Often times when we find ourselves staring at a large number, possibly one with lots of zeros at the end, we have to try and work around the number to give it meaning. What does it mean that the sun’s diameter is 1,392,000 km? What does it mean that 6 million Jews were killed in the Holocaust? What does 6.02 x 1023 really look like?
Without any comparison or explanation, these are just digits. It doesn’t register in our mind except as “really big number.” However, when your professor tells you if the sun were the size of a basketball, the earth would be the size of a sesame seed 25 meters away, then you can visualize it. When you hear that six million people standing side by side could span the entire United States from coast to coast, you can begin to understand how much six million is. If you were told that a mole of marshmallows could cover the United States in a pile nearly 7,000 miles deep, you realize maybe there is such a thing as too many s’mores. So how can we visualize the 1,100 suicides that happen every year among college students?
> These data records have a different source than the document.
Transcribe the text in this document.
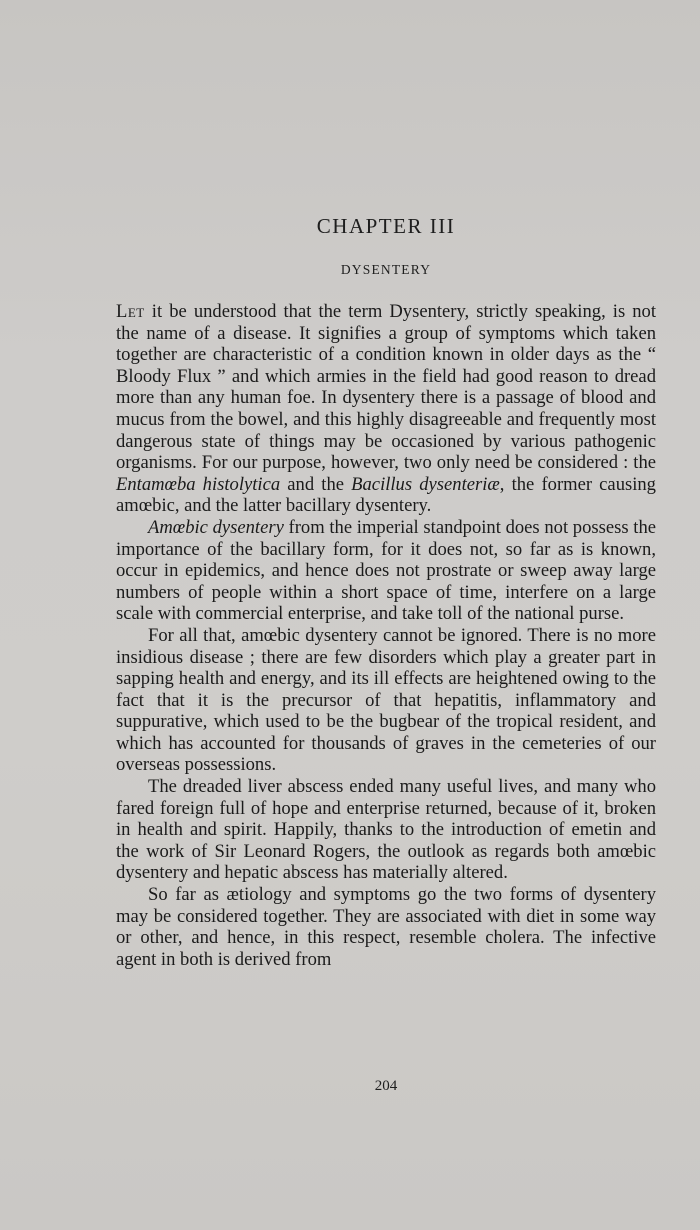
CHAPTER III
DYSENTERY

Let it be understood that the term Dysentery, strictly speaking, is not the name of a disease. It signifies a group of symptoms which taken together are characteristic of a condition known in older days as the “ Bloody Flux ” and which armies in the field had good reason to dread more than any human foe. In dysentery there is a passage of blood and mucus from the bowel, and this highly disagreeable and frequently most dangerous state of things may be occasioned by various pathogenic organisms. For our purpose, however, two only need be considered : the Entamœba histolytica and the Bacillus dysenteriæ, the former causing amœbic, and the latter bacillary dysentery.

Amœbic dysentery from the imperial standpoint does not possess the importance of the bacillary form, for it does not, so far as is known, occur in epidemics, and hence does not prostrate or sweep away large numbers of people within a short space of time, interfere on a large scale with commercial enterprise, and take toll of the national purse.

For all that, amœbic dysentery cannot be ignored. There is no more insidious disease ; there are few disorders which play a greater part in sapping health and energy, and its ill effects are heightened owing to the fact that it is the precursor of that hepatitis, inflammatory and suppurative, which used to be the bugbear of the tropical resident, and which has accounted for thousands of graves in the cemeteries of our overseas possessions.

The dreaded liver abscess ended many useful lives, and many who fared foreign full of hope and enterprise returned, because of it, broken in health and spirit. Happily, thanks to the introduction of emetin and the work of Sir Leonard Rogers, the outlook as regards both amœbic dysentery and hepatic abscess has materially altered.

So far as ætiology and symptoms go the two forms of dysentery may be considered together. They are associated with diet in some way or other, and hence, in this respect, resemble cholera. The infective agent in both is derived from

204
Active Minds, a group of students on campus committed to being mental health advocates working to reduce stigma, has come up with an answer. During Suicide Prevention Week, from Sept. 25 through Sept. 29, the lawn in front of the Student Union is serving as a “Field of Memory.” To give students a way to visualize the impact suicide has on communities, like the University of Connecticut, one thousand yellow flags are stuck in the ground to represent all the lives lost.
The display, however, is not just to allow students to get a grasp of what this loss means, but can also be a way to remember victims of suicide. Students can write on flags: messages to friends or family members they have lost, general notes to all victims or just names.
“It lets people commemorate people they love,” Active Minds member and seventh semester psychology major, Megan Sulpizi, said. “It just lets them be there and be supportive.”
For students who were unfamiliar with the display, however, they felt there wasn’t enough indication about what was going on.
After being told how many flags there were and what they represented, third semester psychology major, Mariah Fortunato, was surprised and said the display “resonated.” However, she also believed it would resonate with people a lot more if there was a “clear indication” of what was going on.
“A lot of people who walk by don’t know,” fifth semester economics and Spanish major Justin Cedeno, said. He said if it were advertised more or if the statistics made more prominent, more students would feel impacted.
Even when looking at the display, most students who guessed the number of flags estimated a number in the lower triple digits. After being told the real number of suicides each year, students were often surprised and surveyed the field more closely. Whether we underestimate, or overestimate, seeing a thousand flags with personal names, notes and messages is one way Suicide Prevention Week can make the problem more real to students.